Рождаясь у досократиков, мысливших бытие через сущее (у Гераклита, Анаксимандра,
Парменида), эта онтология завершается в философии Ницше, убедительно демонстрирующего
нигилизм философии Нового времени. Позже Хайдеггер определит бытие как общего для
сущего через Sein, и именно к этой первичной операции сведет катастрофическую историю
западной философии, как прогрессирующего забвения о бытии. То бытие, которое является
общим для сущего, Sein, есть не бытие как таковое, Seyn, но лишь один из его аспектов,
который, будучи взятым эксклюзивно, закрывает возможность понять бытие в полном
смысле, как Seyn. Дело в том, что кроме определения бытия как бытия сущего
(Sein des Seiende), бытие (Seyn) есть вместе с тем и ничто (Nichts), не сущее
(meon), поскольку включает в себя все и не исключает из себя ничего.
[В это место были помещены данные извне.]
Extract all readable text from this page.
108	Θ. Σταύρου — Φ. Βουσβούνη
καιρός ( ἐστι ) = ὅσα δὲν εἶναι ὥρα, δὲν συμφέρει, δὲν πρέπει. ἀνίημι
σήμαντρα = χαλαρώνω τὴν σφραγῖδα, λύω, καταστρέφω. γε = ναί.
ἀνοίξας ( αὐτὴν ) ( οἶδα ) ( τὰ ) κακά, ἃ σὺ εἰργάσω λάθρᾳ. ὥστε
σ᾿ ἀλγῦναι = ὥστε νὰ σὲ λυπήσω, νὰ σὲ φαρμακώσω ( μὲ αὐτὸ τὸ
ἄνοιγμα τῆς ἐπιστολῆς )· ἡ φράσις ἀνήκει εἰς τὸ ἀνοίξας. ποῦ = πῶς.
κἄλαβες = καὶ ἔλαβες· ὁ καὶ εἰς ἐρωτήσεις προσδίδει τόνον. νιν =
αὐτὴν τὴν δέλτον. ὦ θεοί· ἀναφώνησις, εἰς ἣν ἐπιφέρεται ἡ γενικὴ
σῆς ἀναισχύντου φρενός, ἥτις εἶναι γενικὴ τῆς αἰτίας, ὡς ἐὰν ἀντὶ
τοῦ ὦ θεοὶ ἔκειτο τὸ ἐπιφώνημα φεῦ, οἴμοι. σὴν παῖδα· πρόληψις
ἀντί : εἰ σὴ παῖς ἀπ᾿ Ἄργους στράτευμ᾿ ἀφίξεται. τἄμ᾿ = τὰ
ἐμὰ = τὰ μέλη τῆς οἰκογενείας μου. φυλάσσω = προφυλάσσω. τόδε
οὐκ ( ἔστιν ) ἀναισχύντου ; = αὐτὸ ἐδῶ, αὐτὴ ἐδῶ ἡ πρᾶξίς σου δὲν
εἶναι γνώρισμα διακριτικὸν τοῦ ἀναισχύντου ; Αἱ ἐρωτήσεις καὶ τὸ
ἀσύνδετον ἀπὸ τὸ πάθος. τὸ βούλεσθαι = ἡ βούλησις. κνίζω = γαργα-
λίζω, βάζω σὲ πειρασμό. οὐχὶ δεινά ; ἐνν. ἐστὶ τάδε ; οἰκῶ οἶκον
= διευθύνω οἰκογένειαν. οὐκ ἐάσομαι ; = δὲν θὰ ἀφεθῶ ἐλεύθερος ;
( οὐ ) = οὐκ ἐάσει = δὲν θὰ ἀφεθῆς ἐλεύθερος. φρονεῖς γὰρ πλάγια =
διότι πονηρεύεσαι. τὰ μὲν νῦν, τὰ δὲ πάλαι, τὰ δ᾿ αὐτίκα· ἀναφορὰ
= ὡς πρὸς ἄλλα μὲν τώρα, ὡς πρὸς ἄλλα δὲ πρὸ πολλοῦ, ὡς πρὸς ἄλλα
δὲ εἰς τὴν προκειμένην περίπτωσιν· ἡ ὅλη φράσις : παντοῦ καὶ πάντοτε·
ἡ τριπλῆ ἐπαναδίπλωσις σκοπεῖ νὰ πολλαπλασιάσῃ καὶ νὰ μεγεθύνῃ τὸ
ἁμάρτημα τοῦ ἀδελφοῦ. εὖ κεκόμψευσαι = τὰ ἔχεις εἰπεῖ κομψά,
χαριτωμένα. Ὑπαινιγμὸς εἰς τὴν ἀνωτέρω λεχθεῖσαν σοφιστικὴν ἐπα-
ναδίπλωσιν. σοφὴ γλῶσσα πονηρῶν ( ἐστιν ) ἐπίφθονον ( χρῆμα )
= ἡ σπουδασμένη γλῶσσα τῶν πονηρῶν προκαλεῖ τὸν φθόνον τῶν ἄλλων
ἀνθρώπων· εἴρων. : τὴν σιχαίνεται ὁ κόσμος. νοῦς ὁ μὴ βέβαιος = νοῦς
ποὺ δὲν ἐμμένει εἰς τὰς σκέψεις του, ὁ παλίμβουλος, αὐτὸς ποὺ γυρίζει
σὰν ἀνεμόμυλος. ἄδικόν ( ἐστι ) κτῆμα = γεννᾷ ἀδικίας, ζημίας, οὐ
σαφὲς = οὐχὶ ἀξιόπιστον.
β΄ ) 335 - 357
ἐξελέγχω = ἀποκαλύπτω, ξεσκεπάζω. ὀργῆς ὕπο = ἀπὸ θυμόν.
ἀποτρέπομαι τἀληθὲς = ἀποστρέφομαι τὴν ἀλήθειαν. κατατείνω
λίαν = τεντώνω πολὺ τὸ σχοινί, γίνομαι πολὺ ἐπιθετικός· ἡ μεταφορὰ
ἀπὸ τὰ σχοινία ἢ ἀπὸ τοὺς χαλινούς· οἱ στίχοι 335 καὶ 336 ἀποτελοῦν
Именно этим
и объясняется конечный нигилизм западной философии и выход на сцену ничто в конце
ее истории, тогда как в начале микроскопический зазор между Sein и Seyn был незаметен
и, казалось, им можно было пренебречь. Seyn есть Sein, но есть также и das
Nichts (ничто). Вторая часть предыдущей фразы – «но есть также и das Nichts (ничто)»
-- давала о себе знать через имплицитную разрушительность работы человеческого логоса,
все более отчуждающей сущее от его бытия и все более заменяющего его пред-ставлениями
(идеями, концепциями, тварными иерархиями, субъектом и объектом, априориями и т.д.).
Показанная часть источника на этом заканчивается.